UN Secretary-General: World has failed strife-torn Myanmar

United Nations Secretary-General Antonio Guterres says the world has failed Myanmar, and is expressing hope the Association of Southeast Asian Nations will be able to pressure the member state to comply with its plan for peace over the next year

ByThe Associated Press
November 11, 2022, 11:51 PM
From left to right, Philippine's President Ferdinand Marcos, Jr., Singapore's Prime Minister Lee Hsien Loong, Thailand's Prime Minister Prayuth Chan-ocha, Vietnam's Prime Minister Pham Minh Chinh, India's Vice President Jagdeep Dhankhar, Cambodian Pr
From left to right, Philippine's President Ferdinand Marcos, Jr., Singapore's Prime Minister Lee Hsien Loong, Thailand's Prime Minister Prayuth Chan-ocha, Vietnam's Prime Minister Pham Minh Chinh, India's Vice President Jagdeep Dhankhar, Cambodian Prime Minister Hun Sen, Indonesia's President Joko Widodo, Brunei's Sultan Hassanal Bolkiah, Laos' Prime Minister Phankham Viphavanh, and Malaysian Speaker of the House of Representatives Azhar Azizan Harun wave for a group photo at the ASEAN - India Summits (Association of Southeast Asian Nations), in Phnom Penh, Cambodia, Saturday, Nov. 12, 2022. (AP Photo/Anupam Nath)
The Associated Press

PHNOM PENH, Cambodia -- United Nations Secretary-General Antonio Guterres said Saturday that the world had failed Myanmar, and expressed hope the Association of Southeast Asian Nations would be able to pressure the member state to comply with its plan for peace over the next year.

ASEAN leaders at the group's ongoing summit in Phnom Penh agreed on a plan Friday that largely puts the onus on Indonesia when it takes over the group's rotating chair in 2023 to develop measurable indicators and a timeline for Myanmar to implement the so-called five-point consensus for peace.
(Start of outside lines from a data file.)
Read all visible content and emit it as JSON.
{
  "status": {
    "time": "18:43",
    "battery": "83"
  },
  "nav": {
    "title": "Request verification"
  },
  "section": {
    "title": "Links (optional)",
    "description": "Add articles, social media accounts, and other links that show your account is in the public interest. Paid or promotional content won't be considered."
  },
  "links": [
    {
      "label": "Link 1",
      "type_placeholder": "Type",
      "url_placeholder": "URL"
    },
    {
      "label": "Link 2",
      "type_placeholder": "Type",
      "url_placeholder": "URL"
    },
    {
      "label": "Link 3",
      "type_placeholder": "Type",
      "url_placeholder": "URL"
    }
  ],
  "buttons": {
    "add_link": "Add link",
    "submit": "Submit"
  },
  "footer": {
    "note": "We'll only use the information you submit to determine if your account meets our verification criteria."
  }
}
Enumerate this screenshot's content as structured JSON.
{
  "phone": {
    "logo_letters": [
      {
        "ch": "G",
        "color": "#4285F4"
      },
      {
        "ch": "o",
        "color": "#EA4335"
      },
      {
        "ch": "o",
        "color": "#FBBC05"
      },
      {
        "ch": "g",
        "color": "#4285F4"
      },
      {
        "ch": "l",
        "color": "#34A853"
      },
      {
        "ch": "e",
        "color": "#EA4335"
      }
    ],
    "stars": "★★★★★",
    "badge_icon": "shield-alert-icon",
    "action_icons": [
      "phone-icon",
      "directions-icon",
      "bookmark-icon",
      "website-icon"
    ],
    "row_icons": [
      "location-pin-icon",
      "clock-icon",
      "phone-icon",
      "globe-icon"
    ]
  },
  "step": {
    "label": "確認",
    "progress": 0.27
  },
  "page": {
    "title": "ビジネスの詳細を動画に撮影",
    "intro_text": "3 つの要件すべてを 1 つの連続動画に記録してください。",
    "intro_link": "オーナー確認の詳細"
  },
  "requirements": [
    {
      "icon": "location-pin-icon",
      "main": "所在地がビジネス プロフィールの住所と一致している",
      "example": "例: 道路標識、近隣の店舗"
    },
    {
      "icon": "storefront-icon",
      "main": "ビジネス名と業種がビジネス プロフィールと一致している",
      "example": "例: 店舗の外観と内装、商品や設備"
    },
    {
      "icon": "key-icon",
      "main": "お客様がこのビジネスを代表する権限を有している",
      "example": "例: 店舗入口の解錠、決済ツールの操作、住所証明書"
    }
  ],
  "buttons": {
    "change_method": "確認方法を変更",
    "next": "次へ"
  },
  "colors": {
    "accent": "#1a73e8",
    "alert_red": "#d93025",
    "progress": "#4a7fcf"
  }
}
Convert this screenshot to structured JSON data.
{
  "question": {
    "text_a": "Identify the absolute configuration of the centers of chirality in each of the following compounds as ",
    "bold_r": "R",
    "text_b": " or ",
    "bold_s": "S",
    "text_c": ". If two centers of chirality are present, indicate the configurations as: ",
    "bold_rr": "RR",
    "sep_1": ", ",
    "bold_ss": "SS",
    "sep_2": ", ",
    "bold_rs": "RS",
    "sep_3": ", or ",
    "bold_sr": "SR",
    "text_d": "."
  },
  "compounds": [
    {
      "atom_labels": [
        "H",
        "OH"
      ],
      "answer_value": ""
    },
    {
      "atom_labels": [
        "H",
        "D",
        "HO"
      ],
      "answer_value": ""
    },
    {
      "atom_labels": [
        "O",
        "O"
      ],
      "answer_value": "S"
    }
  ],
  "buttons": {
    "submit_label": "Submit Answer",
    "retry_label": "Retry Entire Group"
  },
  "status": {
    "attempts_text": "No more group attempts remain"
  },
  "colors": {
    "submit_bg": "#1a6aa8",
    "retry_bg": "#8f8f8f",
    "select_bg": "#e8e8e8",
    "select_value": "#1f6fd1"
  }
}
Indonesia has been one of the ASEAN countries most outspoken about the need to do more to address the situation in Myanmar, and Guterres told reporters he felt “the Indonesian government will be able to push forward the agenda in a positive way.”

The ASEAN decision announced Friday includes asking the U.N. and other “external partners” for assistance in supporting the group's efforts. Guterres said he hoped the U.N. special envoy for Myanmar, Noeleen Heyzer, would cooperate closely with her ASEAN counterpart to bring about an end to the “dramatic violations of human rights” in the country.

“Everybody has failed in relation to Myanmar,” Guterres said. “The international community as a whole has failed, and the U.N. is part of the international community.”

ASEAN's peace plan calls for the immediate cessation of violence, a dialogue among all parties, mediation by an ASEAN special envoy, provision of humanitarian aid and a visit to Myanmar by the special envoy to meet all sides.

Myanmar’s government initially agreed to the plan but has made little effort to implement it.